Celebrating Cindy

Two years ago I stumbled across a website called www.MyNerdGirl.com and when I did, I started a long distance friendship with the site’s founder Cindy Marie Harney (aka Cindy Chaney). In April 2009 I published an interview with Cindy on The Magical Buffet website. This introduced my readers to a vivacious woman. An intelligent woman willing to take risks with a great sense of humor. The very next month I learned that my new friend suffered from Lupus, and so despite my publicly documented aversion to raising money for walk/runs for causes, I personally donated to Team Cindy and encouraged others to do so.

Although absent from the site in 2010, Cindy and I still kept in touch thanks to the all powerful Facebook. Even though I knew she was struggling with her health, she always projected a positive, upbeat image. While I gripe about my endless strings of doctor’s appointments, Cindy would publicly celebrate her new adjustable bed or upgraded scooter. I admired, and was jealous of, her always glass half full outlook.

In April 2011 Cindy reappeared on The Magical Buffet, again when raising money for Team Cindy’s Lupus walk/run. When I first learned of Cindy’s Lupus she had difficulty walking for extended periods and had to give up dancing, by this year she was suffering from stage four kidney and lung failure and was unable to attend the walk personally. However Cindy had been writing, and she approached me about publishing one of her essays on The Magical Buffet. In June of this year “What I Learned from Bin Laden” was published on the site. “Bin Laden” shared a part of her past I had never known and revealed Cindy to be, in spite of everything, an idealist and dreamer. She ended the essay quoting John Lennon and saying, “Perhaps if we are able to operate in the consciousness of total oneness and abundance, and without the need, desire, and want to compete, then we could have peace. As I write this I am making a pledge to myself to never let others make me question what I know is right, to be true to my soul, to allow myself to imagine what Lennon envisioned, to not let others fear influence me, and to wave my PACE flag for the entire world to see. Will you join me?” Cindy’s essay boasted some of the highest numbers in readers and commenters ever for a post on the site.

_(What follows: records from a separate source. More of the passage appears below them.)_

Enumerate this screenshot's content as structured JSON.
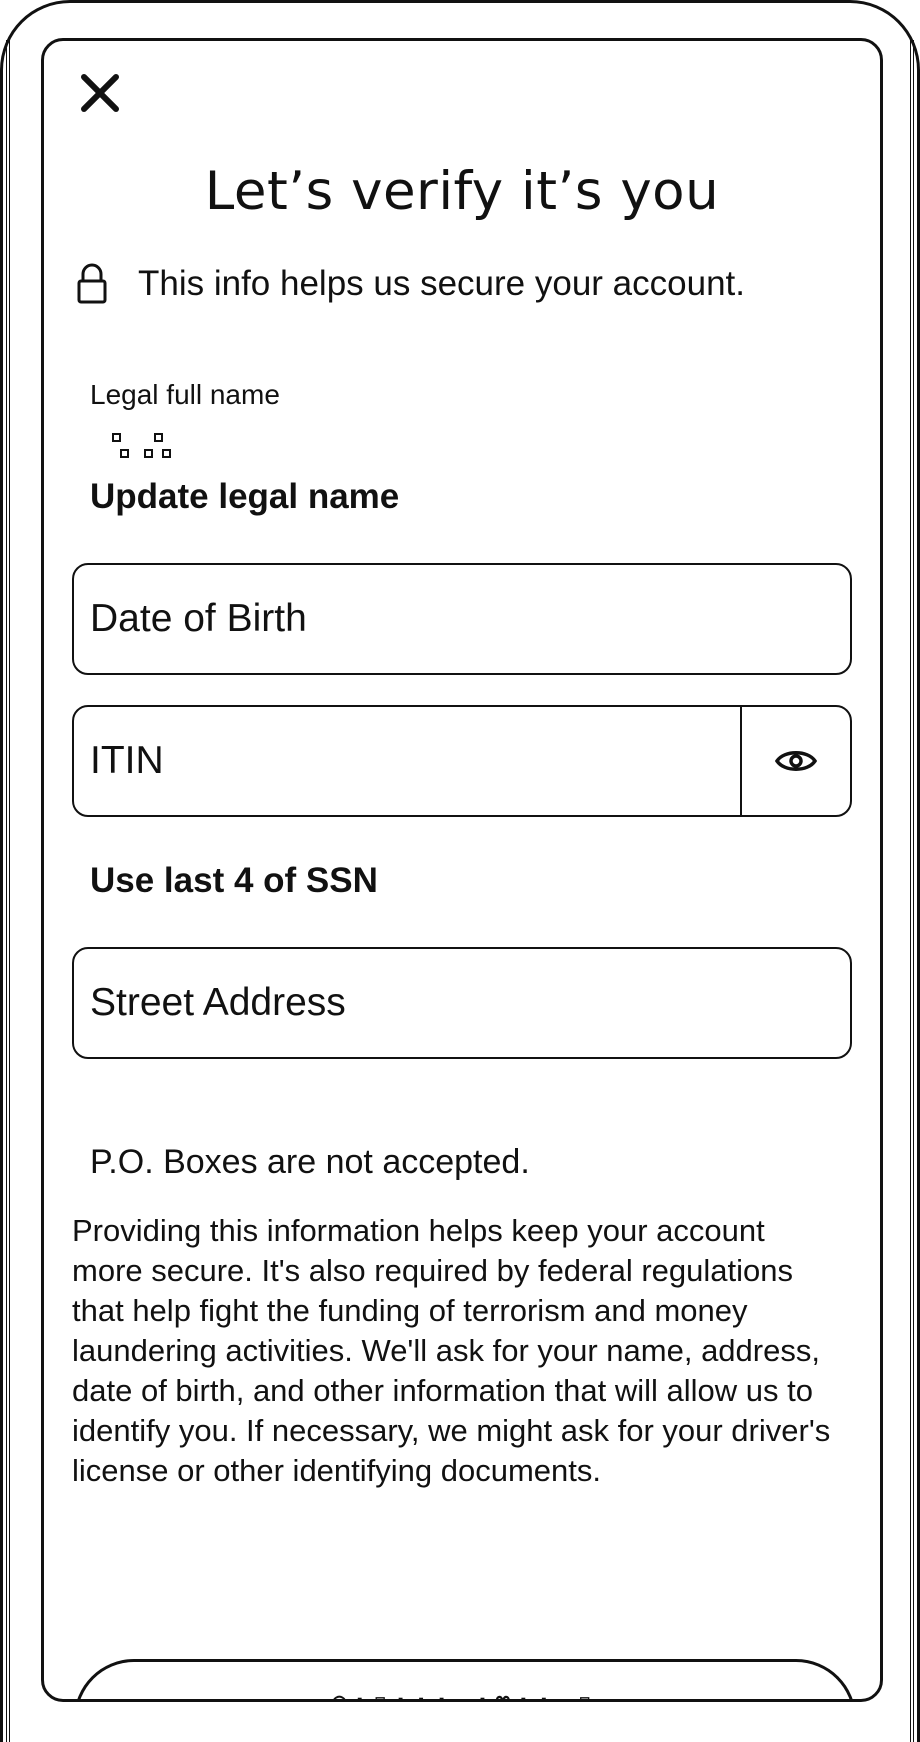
{
  "header": {
    "title": "Let’s verify it’s you",
    "info_text": "This info helps us secure your account."
  },
  "legal_name": {
    "label": "Legal full name",
    "update_link": "Update legal name"
  },
  "fields": {
    "dob_placeholder": "Date of Birth",
    "itin_placeholder": "ITIN",
    "use_ssn_link": "Use last 4 of SSN",
    "street_placeholder": "Street Address",
    "street_helper": "P.O. Boxes are not accepted."
  },
  "disclaimer": "Providing this information helps keep your account more secure. It's also required by federal regulations that help fight the funding of terrorism and money laundering activities. We'll ask for your name, address, date of birth, and other information that will allow us to identify you. If necessary, we might ask for your driver's license or other identifying documents.",
  "icons": {
    "close": "close-icon",
    "lock": "lock-icon",
    "eye": "eye-icon"
  },
  "colors": {
    "text": "#111111",
    "background": "#ffffff",
    "border": "#111111"
  }
}
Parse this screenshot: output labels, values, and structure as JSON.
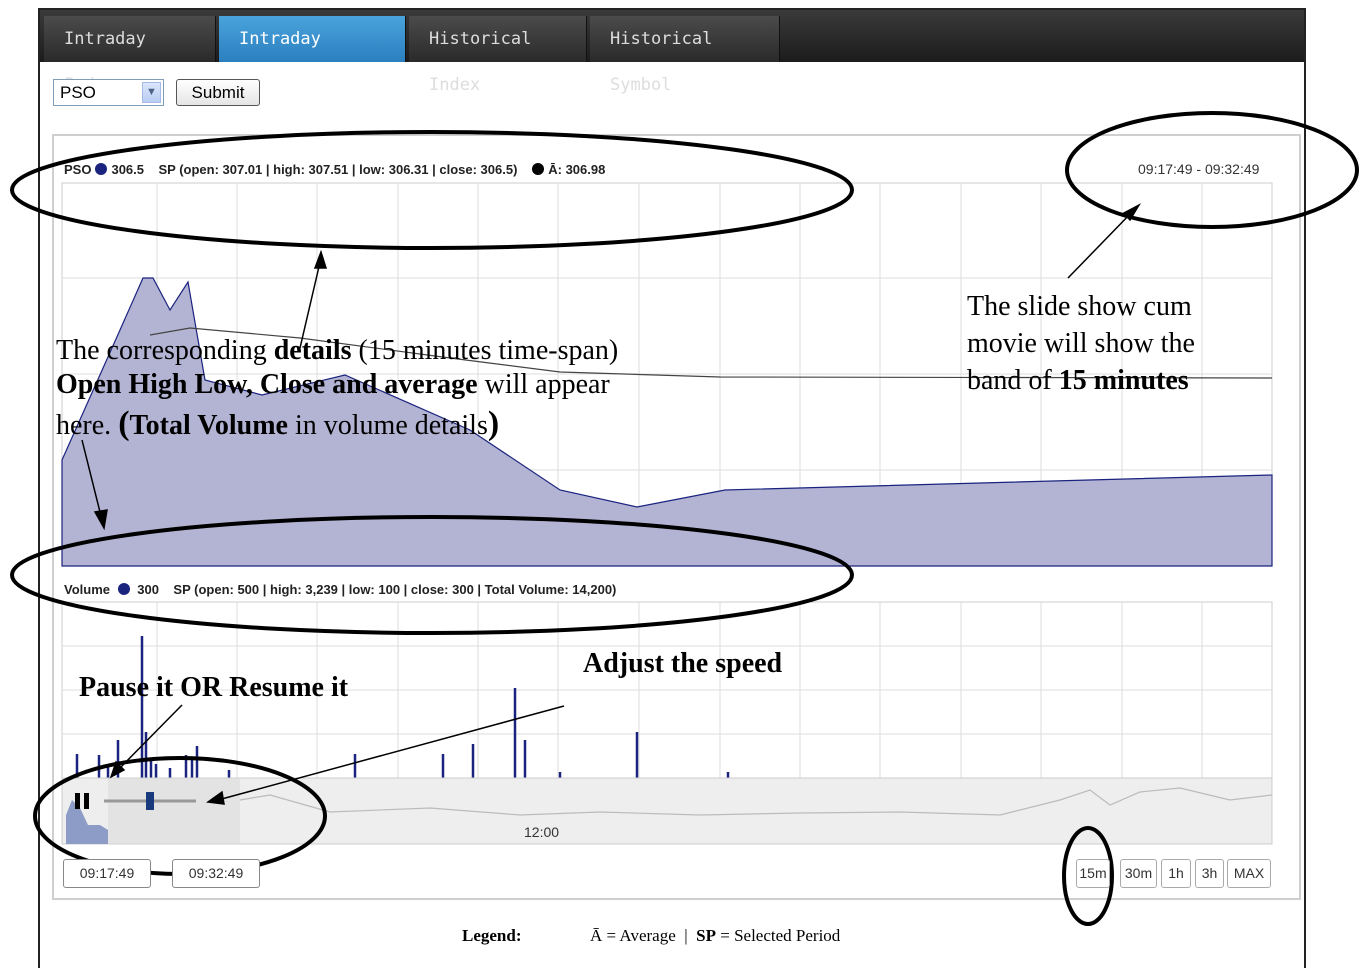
{
  "tabs": [
    {
      "label": "Intraday Index",
      "active": false
    },
    {
      "label": "Intraday Symbol",
      "active": true
    },
    {
      "label": "Historical Index",
      "active": false
    },
    {
      "label": "Historical Symbol",
      "active": false
    }
  ],
  "symbol_select": {
    "value": "PSO"
  },
  "submit_label": "Submit",
  "price_header": {
    "symbol": "PSO",
    "price": "306.5",
    "sp_text": "SP (open: 307.01 | high: 307.51 | low: 306.31 | close: 306.5)",
    "avg_text": "Ā: 306.98"
  },
  "time_range": "09:17:49 - 09:32:49",
  "volume_header": {
    "label": "Volume",
    "value": "300",
    "sp_text": "SP (open: 500 | high: 3,239 | low: 100 | close: 300 | Total Volume: 14,200)"
  },
  "navigator": {
    "axis_label": "12:00"
  },
  "date_from": "09:17:49",
  "date_to": "09:32:49",
  "range_buttons": [
    "15m",
    "30m",
    "1h",
    "3h",
    "MAX"
  ],
  "legend": {
    "title": "Legend:",
    "avg": "Ā = Average",
    "sep": "|",
    "sp_abbr": "SP",
    "sp_def": "=  Selected Period"
  },
  "annotations": {
    "details_1a": "The corresponding ",
    "details_1b": "details",
    "details_1c": " (15 minutes time-span)",
    "details_2a": "Open High Low, Close and average",
    "details_2b": " will appear",
    "details_3a": "here. ",
    "details_3b": "(",
    "details_3c": "Total Volume",
    "details_3d": " in volume details",
    "details_3e": ")",
    "slide_1": "The slide show cum",
    "slide_2": "movie will show the",
    "slide_3a": "band of ",
    "slide_3b": "15 minutes",
    "speed": "Adjust the speed",
    "pause": "Pause it OR Resume it"
  },
  "colors": {
    "tab_active": "#2b7fbf",
    "series_fill": "#b3b3d3",
    "series_line": "#1a237e",
    "volume_bar": "#1a237e"
  },
  "chart_data": {
    "type": "area",
    "price_series": {
      "name": "PSO",
      "note_ranges": "intraday price band"
    },
    "volume_series": {
      "name": "Volume"
    }
  }
}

Back in April, when hearing about Cindy’s deteriorating health, I wrote, “I can’t read those words and not feel a welling up of rage. I won’t mention anyone by name, but at least one of the women I work with a lot for The Buffet suffers from a chronic pain condition, I myself suffer from several yet to be effectively diagnosed and treated health conditions, and here I find that Cindy, a woman who I would readily describe as one of the ‘best of the best’ is in hospice care. I can’t help but feel there is a war on women right now, and we’re all losing.”

I’m here today with sad news friends, in October we lost, we lost again. Cindy Marie Harney passed away after years of battling Lupus. If you are reading this post at 4pm eastern on Saturday, November 12, 2011, you are virtually attending a memorial being held for friends and family of Cindy’s in Orange, CA. Sadly I could not be there in person, but somehow felt a friendship forged and maintained thanks to the internet being honored online was a fitting substitute.

When reflecting on what to say, I considered going to Cindy’s friends and trying to learn more about her past and life outside of the internet. However I stopped myself. To do so would imply that the friendship we shared online was somehow “lacking”, was somehow not as “special” or “important” as those she had offline. I would never say that, ever. Cindy touched a lot of lives and regardless of whether those people were online or off, she’ll be missed by everyone of us.